Apex runs on cluster infrastructure and currently supports and depends on Apache Hadoop, for which it was originally written. Support for Apache Mesos and other Docker-based infrastructure is on the roadmap.

Apex supports integration with many external systems out of the box, with connectors that are maintained and released by the project, including but not limited to the systems shown in the preceding diagram. The most frequently used connectors include Kafka and file readers. Frequently used sinks for the computed results are files and databases, though results can also be delivered directly to frontend systems for purposes such as real-time reporting directly from the Apex application, a use case that we will look at later.

Origin of Apex

The development of the Apex project started in 2012, with the original vision of enabling fast, performant, and scalable real-time processing on Hadoop. At that time, batch processing and MapReduce-based frameworks such as Apache Pig, Hive, or Cascading were still the standard options for processing data. Hadoop 2.x with YARN (Yet Another Resource Negotiator) was about to be released to pave the way for a number of new processing frameworks and paradigms to become available as alternatives to MapReduce. Due to its roots in the Hadoop ecosystem, Apex is very well integrated with YARN, and since its earliest days has offered features such as dynamic resource allocation for scaling and efficient recovery. It is also leading in high performance (with low latency), scalability and operability, which were focus areas from the very beginning.
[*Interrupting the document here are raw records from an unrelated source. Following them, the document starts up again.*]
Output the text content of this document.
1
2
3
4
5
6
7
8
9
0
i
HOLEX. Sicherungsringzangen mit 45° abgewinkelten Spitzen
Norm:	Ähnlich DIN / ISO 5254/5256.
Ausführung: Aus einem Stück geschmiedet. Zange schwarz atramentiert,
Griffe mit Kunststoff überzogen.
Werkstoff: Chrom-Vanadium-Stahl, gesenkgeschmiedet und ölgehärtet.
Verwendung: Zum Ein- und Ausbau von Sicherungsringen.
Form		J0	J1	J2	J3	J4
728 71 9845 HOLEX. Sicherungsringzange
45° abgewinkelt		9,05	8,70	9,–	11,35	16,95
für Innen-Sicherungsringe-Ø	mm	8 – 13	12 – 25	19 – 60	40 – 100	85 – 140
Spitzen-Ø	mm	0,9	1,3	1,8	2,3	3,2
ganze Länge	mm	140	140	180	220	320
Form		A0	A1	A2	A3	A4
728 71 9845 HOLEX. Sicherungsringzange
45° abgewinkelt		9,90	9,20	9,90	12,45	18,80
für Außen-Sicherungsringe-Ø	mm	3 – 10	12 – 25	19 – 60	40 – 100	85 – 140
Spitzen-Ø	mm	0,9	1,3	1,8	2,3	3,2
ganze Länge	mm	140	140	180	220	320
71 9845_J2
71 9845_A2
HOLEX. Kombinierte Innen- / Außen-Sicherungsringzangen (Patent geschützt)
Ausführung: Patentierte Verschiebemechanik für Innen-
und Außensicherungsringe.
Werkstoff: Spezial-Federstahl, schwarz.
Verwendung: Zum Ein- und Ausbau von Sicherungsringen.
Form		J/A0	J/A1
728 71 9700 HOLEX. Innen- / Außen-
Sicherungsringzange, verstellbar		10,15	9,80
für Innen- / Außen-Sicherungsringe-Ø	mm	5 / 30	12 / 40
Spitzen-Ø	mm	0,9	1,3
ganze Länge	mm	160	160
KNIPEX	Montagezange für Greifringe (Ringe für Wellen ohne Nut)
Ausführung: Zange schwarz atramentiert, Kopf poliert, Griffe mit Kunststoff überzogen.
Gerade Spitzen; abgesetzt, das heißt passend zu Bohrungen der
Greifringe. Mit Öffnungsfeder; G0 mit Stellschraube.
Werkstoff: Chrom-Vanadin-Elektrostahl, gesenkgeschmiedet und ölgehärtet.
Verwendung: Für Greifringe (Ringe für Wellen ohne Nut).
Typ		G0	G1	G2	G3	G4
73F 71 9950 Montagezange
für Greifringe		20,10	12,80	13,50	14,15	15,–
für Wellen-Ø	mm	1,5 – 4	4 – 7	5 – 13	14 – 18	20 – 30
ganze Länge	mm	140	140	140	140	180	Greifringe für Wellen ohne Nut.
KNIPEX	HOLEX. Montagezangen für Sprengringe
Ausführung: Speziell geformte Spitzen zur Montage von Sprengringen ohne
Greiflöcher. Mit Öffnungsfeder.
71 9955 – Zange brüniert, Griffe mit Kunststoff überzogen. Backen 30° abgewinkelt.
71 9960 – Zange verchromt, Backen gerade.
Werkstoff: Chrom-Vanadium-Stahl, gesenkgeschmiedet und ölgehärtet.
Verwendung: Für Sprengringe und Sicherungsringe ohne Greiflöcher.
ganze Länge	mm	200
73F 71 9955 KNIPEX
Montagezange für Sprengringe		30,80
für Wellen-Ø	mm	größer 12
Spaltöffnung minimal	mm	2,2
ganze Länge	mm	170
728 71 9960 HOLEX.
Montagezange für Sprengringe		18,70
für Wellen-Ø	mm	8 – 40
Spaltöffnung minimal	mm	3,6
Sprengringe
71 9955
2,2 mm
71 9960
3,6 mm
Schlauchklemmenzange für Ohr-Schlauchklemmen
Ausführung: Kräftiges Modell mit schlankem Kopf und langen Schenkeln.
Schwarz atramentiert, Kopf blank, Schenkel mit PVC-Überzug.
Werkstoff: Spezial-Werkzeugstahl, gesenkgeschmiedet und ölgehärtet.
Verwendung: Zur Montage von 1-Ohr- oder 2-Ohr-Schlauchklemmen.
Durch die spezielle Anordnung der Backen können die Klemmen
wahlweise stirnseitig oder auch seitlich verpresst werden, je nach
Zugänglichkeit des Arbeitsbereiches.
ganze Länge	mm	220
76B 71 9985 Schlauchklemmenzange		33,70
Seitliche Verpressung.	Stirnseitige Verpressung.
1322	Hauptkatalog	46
The technology was donated to the Apache Software Foundation (ASF) in 2015, at which time it entered the Apache incubation program and graduated after only eight months to achieve Top Level Project status in April 2016.

Apex had its first production deployments in 2014 and today is used in mission-critical deployments in various industries for processing at scale. Use cases range from very low-latency processing in the real-time category to large-scale batch processing; a few examples will be discussed in the next section. Some of the organizations that use Apex can be found on the Powered by Apache Apex page on the Apex project web site at https://apex.apache.org/powered-by-apex.html.